Pengawasan internal yang lemah memungkinkan terjadinya korupsi sistemik. Penguatan Satuan Pengawasan Internal (SPI) dan penerapan Sistem Manajemen Anti Penyuapan (SMAP) menjadi urgensi untuk mencegah kejahatan serupa. Prinsip Good Corporate Governance (GCG) harus diinternalisasi dalam manajemen BUMN, sebagaimana diatur dalam Peraturan Menteri BUMN No. Per-01/MBU/2011.

Pemulihan Kepercayaan

Kasus ini menelisik urgensinya transparansi dan akuntabilitas dalam tata kelola migas. Pemerintah mendukung Kejaksaan Agung dalam penegakan hukum, tapi publik butuh bukti riil, bukan cuma janji. Panitia Kerja (Panja) perlu dibentuk untuk mengawasi skandal ini agar tidak berulang. Selain itu, “distrust” dapat diredam dengan edukasi publik ihwal kualitas BBM dan hak konsumen, yang menjadi tanggung jawab bersama antara pemerintah, swasta, dan kelompok masyarakat.

Pertamina klaimnya aktif mengedukasi masyarakat soal BBM ramah lingkungan melalui SPBU dan media sosial. Namun, edukasi saja tak cukup jika pengoplosan BBM benar terjadi. Konsumen berhak menuntut ganti rugi sesuai dengan Undang-Undang Perlindungan Konsumen (UUPK), dan Badan Perlindungan Konsumen Nasional (BPKN) siap mendampingi. DPR dan pemerintah menyetujui revisi UU BUMN untuk memperkuat tata kelola dan daya saing perusahaan negara. Biarpun, tanpa akuntabilitas riil, reformasi ini bisa jadi sekadar wacana.

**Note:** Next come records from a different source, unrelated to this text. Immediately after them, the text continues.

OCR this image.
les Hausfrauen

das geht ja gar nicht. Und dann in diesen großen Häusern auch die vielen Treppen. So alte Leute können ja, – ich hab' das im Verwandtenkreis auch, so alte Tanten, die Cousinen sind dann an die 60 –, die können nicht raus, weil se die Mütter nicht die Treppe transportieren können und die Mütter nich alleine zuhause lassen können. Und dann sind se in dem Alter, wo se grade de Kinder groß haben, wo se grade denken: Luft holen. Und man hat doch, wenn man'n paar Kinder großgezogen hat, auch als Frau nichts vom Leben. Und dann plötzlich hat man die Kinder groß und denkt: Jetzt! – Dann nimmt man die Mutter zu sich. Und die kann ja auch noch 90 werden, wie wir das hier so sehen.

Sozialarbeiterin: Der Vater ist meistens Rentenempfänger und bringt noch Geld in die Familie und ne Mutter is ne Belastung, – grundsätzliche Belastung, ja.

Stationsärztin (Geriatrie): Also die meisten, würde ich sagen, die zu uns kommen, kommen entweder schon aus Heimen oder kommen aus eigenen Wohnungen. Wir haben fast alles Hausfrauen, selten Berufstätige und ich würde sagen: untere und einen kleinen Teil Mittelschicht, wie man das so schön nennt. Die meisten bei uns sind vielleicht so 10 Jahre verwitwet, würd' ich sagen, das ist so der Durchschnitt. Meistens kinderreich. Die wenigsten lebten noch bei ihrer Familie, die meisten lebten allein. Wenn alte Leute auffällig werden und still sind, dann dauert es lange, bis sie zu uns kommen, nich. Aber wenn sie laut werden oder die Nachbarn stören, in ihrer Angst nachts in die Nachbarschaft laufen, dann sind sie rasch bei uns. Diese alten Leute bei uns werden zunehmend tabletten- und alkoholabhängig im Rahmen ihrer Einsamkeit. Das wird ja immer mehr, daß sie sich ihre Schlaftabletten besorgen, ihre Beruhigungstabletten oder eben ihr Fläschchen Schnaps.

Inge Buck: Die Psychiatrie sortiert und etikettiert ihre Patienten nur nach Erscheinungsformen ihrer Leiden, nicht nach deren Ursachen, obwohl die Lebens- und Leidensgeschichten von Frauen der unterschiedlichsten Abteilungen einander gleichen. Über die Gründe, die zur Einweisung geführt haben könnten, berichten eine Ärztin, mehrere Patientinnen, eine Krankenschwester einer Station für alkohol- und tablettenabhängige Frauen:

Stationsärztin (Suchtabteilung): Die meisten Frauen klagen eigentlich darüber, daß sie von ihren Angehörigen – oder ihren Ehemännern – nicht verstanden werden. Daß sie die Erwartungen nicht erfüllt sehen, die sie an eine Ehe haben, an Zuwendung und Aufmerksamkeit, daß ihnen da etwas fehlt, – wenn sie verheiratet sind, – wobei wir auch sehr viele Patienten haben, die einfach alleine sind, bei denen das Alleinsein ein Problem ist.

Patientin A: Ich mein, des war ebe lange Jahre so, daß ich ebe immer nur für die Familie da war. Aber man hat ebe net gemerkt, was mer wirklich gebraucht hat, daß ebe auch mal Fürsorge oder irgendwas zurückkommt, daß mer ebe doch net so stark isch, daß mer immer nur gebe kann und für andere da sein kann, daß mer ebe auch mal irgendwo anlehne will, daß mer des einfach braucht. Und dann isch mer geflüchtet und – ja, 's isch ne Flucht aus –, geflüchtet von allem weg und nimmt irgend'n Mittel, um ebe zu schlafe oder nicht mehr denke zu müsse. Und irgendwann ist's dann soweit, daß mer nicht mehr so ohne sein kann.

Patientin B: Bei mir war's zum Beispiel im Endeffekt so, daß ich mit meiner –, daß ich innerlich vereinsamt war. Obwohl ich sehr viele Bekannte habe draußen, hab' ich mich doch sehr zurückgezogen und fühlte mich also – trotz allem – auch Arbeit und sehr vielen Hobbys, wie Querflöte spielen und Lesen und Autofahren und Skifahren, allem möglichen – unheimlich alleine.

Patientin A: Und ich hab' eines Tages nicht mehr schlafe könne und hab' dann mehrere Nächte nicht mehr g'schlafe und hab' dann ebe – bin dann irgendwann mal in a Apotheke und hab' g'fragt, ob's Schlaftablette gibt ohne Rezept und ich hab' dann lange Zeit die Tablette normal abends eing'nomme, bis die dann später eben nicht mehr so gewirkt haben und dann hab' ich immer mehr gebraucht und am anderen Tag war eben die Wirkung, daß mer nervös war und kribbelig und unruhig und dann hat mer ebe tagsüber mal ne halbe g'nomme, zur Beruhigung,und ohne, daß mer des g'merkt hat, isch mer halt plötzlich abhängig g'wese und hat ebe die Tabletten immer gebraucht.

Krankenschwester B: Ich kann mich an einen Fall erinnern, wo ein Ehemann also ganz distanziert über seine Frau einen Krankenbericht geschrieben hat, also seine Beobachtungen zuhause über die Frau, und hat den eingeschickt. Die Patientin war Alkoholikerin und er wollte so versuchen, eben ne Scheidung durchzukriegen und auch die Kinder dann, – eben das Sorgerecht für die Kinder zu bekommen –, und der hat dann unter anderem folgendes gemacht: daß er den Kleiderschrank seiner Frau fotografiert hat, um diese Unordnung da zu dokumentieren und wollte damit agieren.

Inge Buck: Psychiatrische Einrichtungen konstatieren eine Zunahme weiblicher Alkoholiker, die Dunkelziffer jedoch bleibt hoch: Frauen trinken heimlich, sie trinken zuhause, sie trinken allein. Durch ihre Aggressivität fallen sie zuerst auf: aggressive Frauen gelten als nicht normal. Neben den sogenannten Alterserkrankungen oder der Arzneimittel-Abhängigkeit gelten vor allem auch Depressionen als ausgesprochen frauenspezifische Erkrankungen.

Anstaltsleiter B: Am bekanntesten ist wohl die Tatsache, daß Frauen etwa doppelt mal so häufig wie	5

Skandal Pertamina idealnya menjadi momen bersih-bersih, bukan cuma janji pembenahan. Revisi UU BUMN memberi fleksibilitas lebih dalam investasi dan operasional, tetapi tanpa pengawasan ekstra, regulasi ini dapat menjadi celah baru bagi penyalahgunaan wewenang. Skandal pengoplosan BBM menjadi sirine bagi tata kelola BUMN. Penguatan pengawasan, transparansi hukum, dan reformasi regulasi sejatinya lebih dari jargon. Pertamina dan BUMN lainnya mesti membuktikan bahwa orientasinya untuk kepentingan rakyat dan pembangunan nasional.